Everyone’s lovable ginger cat, Garfield, is celebrating his 35th birthday today. The lasagne loving grump that made no apologies for his hate of Mondays made his first ever appearance exactly 35 years ago in 1978, with a spot in 41 newspapers.
The familiar ginger tabby that has undoubtedly caused numerous cat owners around the world to name their new family pets after him was first created by Jim Davis after an editor alleged told him that his comic strip, Gnorm Gnat, was brilliant apart from the bugs.
This then seems to have led the cartoonist to settle for a feline character to try to steal the comic strip limelight. According to an interview with Davis, he claimed he decided to create a main cat character after noticing that the majority of animal comic strip figures around that time were dogs.
Whether that’s a true depiction of events or a simplified version we’ll never really know; however, whatever the reason for changing his subject matter from bugs to a fat cuddly cat, it worked.
This love for the grumpy pussycat has steadily helped Garfield become one of the most syndicated comics in the world, with a staggering total of 2,500 publications.
This wide acclaim has left Davis with a brand that is nearly worth £1 billion, which definitely isn’t a sum of a money to be sniffed at.
In addition to this success and the continuation of the ginger cat making appearances in Jim Davis’s comic, Garfield has also become a well-known TV and feature-film star. Needless to say, whatever form the cuddly pussycat takes, the opinionated puss looks set to be around for many more years.
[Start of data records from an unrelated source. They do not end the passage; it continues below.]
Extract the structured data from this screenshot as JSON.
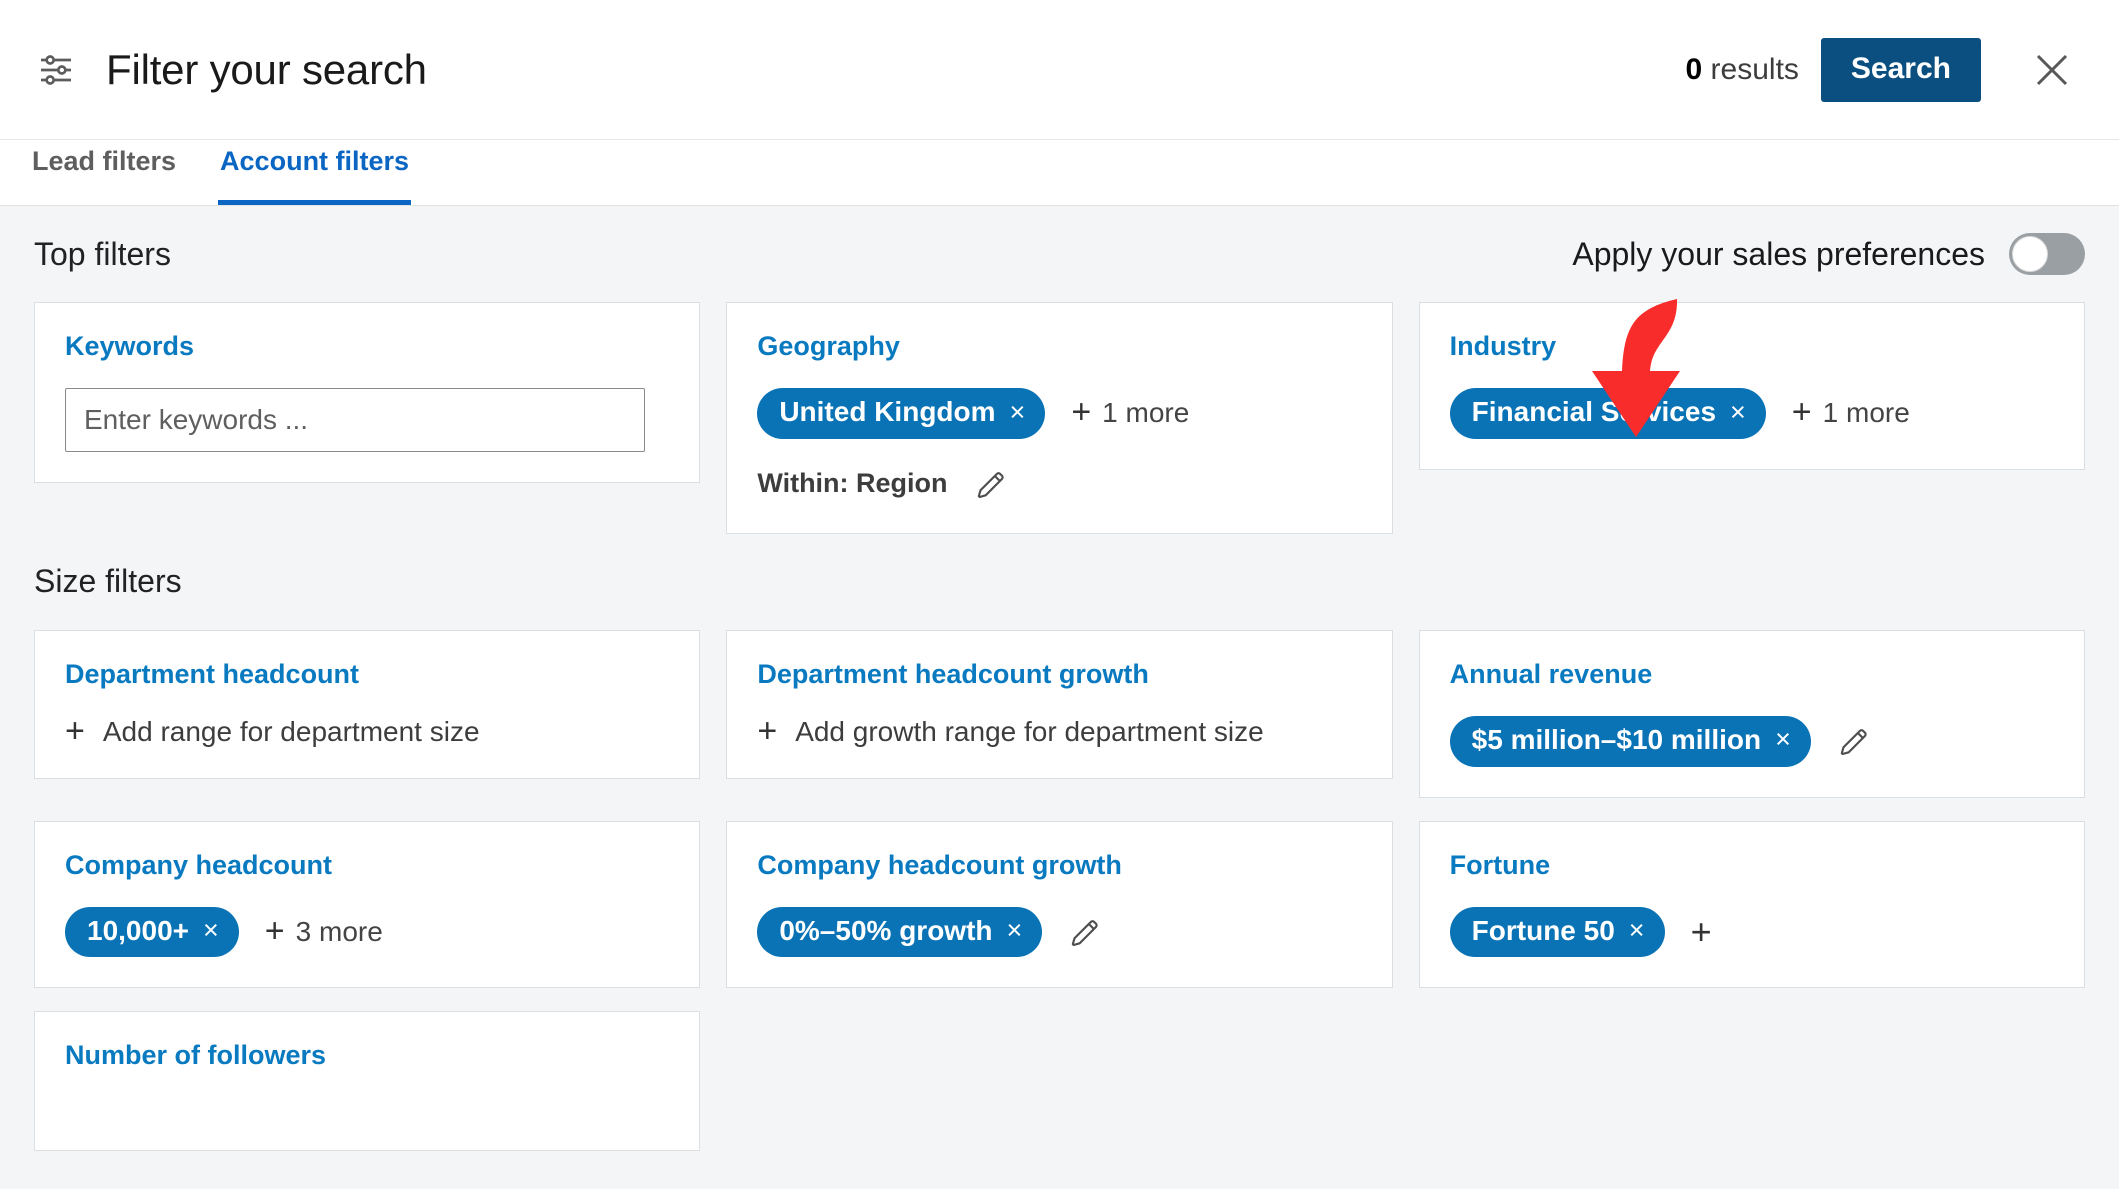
{
  "header": {
    "icon": "filter-sliders-icon",
    "title": "Filter your search",
    "results_count": "0",
    "results_label": " results",
    "search_label": "Search",
    "close_icon": "close-icon"
  },
  "tabs": [
    {
      "label": "Lead filters",
      "active": false
    },
    {
      "label": "Account filters",
      "active": true
    }
  ],
  "top_filters": {
    "section_title": "Top filters",
    "preferences_label": "Apply your sales preferences",
    "preferences_on": false,
    "cards": [
      {
        "title": "Keywords",
        "input_placeholder": "Enter keywords ...",
        "input_value": ""
      },
      {
        "title": "Geography",
        "pills": [
          {
            "label": "United Kingdom",
            "remove": "×"
          }
        ],
        "more": "+ 1 more",
        "more_count": "1 more",
        "within_label": "Within: Region",
        "edit_icon": "pencil-icon"
      },
      {
        "title": "Industry",
        "pills": [
          {
            "label": "Financial Services",
            "remove": "×"
          }
        ],
        "more": "+ 1 more",
        "more_count": "1 more"
      }
    ]
  },
  "size_filters": {
    "section_title": "Size filters",
    "cards": [
      {
        "title": "Department headcount",
        "add_label": "Add range for department size"
      },
      {
        "title": "Department headcount growth",
        "add_label": "Add growth range for department size"
      },
      {
        "title": "Annual revenue",
        "pills": [
          {
            "label": "$5 million–$10 million",
            "remove": "×"
          }
        ],
        "edit_icon": "pencil-icon"
      },
      {
        "title": "Company headcount",
        "pills": [
          {
            "label": "10,000+",
            "remove": "×"
          }
        ],
        "more_count": "3 more"
      },
      {
        "title": "Company headcount growth",
        "pills": [
          {
            "label": "0%–50% growth",
            "remove": "×"
          }
        ],
        "edit_icon": "pencil-icon"
      },
      {
        "title": "Fortune",
        "pills": [
          {
            "label": "Fortune 50",
            "remove": "×"
          }
        ],
        "add_icon": "plus-icon"
      },
      {
        "title": "Number of followers"
      }
    ]
  },
  "annotation": {
    "arrow_color": "#f92c2c",
    "arrow_target": "Financial Services pill"
  },
  "colors": {
    "accent_blue": "#0a66c2",
    "link_blue": "#0a7ac0",
    "pill_blue": "#0a73b5",
    "search_button": "#0a4f7f",
    "page_background": "#f3f5f7",
    "card_background": "#ffffff"
  }
}
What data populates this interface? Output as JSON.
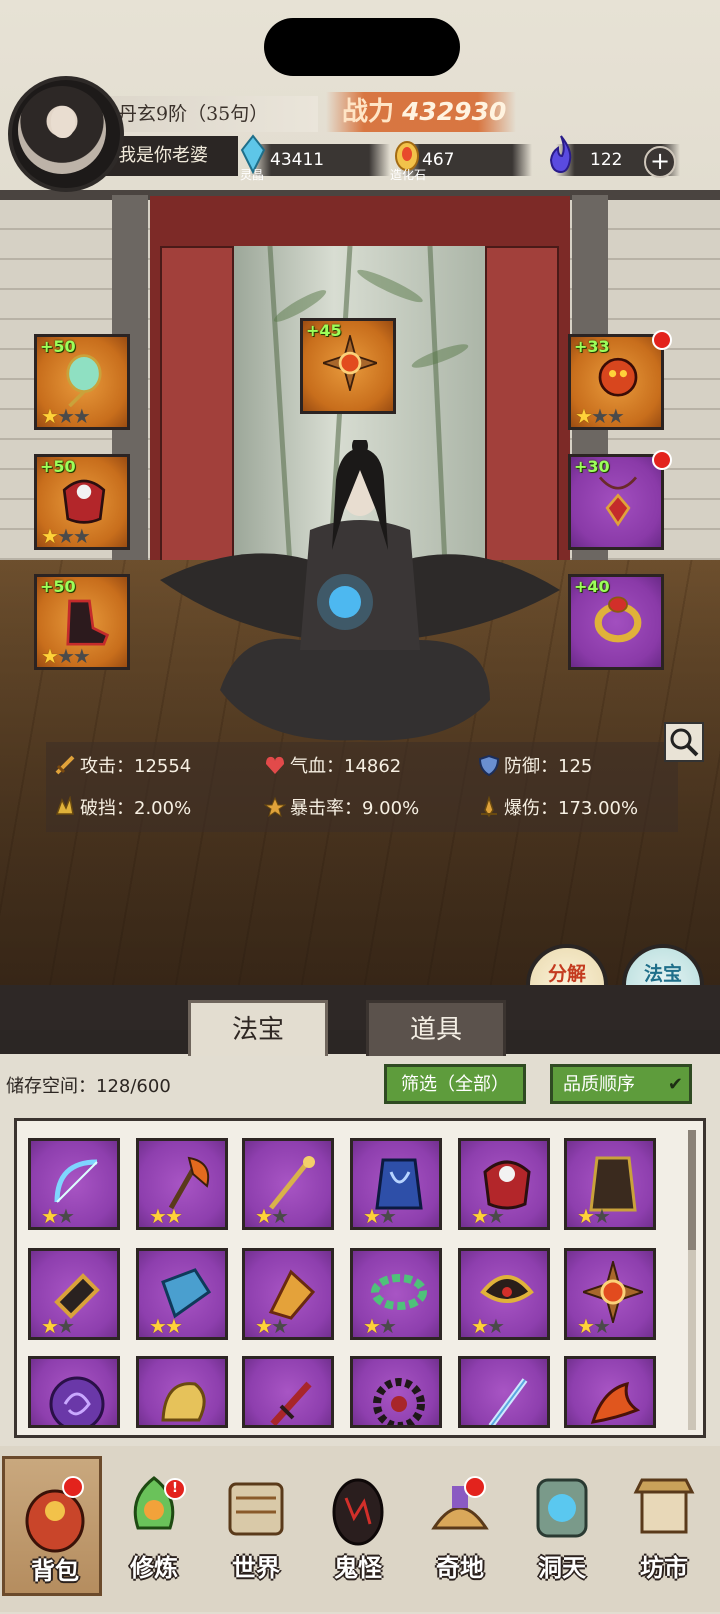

It only seems five minutes ago that Davis was drawing a special birthday strip in celebration of Garfield’s 30th birthday, yet here we all are five years down the line and celebrating another landmark stage in his career. No doubt when this comic strip reaches its 70th anniversary, Google will celebrate with Garfield and have an interactive homepage.
Happy birthday, Garfield! We hope that, whatever you’re doing to celebrate, you’re having a good time. See you in another five years time for the big four zero.